Het ontstaan van de ‘Fit in 30 minuten’ methode
In 1980 onderzochten Arthur Jones en Ken Hutchins of zij vrouwen met osteoporose konden helpen om hun botdichtheid en mobiliteit terug te krijgen. Dit wilden zij doen met de Nautilus apparaten die Arthur Jones had uitgevonden in combinatie met de trainingen van Ken Hutchins. Al snel bedacht Hutchins dat een gewone training gevaarlijk kon zijn voor de vrouwen. Deze trainingen waren explosief en dit kon het risico met zich mee brengen dat de al beschadigde botten nog meer zouden kunnen beschadigen. Zo bedacht Hutchins om alle bewegingen drastisch te vertragen, zelfs tot het slow motion bewegingen werden. Hij kwam er achter dat de bewegingen op deze manier inderdaad veiliger waren voor de vrouwen. Maar hij kwam er ook achter dat de vrouwen sneller spiermassa opbouwden dan bij een normale manier van training. Vervolgens probeerde hij diezelfde methode uit op ‘gezonde’ personen. De trainingen hadden hetzelfde effect als de hoge intensiteit trainingen, maar dan zonder het gevaar van blessures en hoge gewichten die snel verplaatst moesten worden.
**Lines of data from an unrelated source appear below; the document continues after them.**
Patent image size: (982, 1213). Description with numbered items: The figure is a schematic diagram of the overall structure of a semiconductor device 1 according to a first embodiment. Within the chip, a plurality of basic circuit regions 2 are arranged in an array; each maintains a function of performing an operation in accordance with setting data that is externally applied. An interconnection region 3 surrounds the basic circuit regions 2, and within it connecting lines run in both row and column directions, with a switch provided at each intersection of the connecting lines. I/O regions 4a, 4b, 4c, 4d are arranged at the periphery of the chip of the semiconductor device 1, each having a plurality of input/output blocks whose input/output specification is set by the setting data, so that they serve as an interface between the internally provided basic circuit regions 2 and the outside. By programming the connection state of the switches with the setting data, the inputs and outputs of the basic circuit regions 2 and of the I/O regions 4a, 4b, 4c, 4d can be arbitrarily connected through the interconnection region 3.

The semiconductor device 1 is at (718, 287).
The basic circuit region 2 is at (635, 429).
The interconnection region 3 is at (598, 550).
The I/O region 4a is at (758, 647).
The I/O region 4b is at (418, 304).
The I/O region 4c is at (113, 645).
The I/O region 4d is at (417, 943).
Hutchins kwam erachter dat de slow motion bewegingen werkten op een groot aantal spiervezels. Daarnaast was er geen sprak meer van onnodige momentum en zorgde de training voor een goede houding en controle. Door de spieren in een korte set uit te putten, kregen de mensen dezelfde effecten als een volledige workout, maar dan in een kort tijdsbestek! Zo is de Fit in 30 minuten methode ontstaan.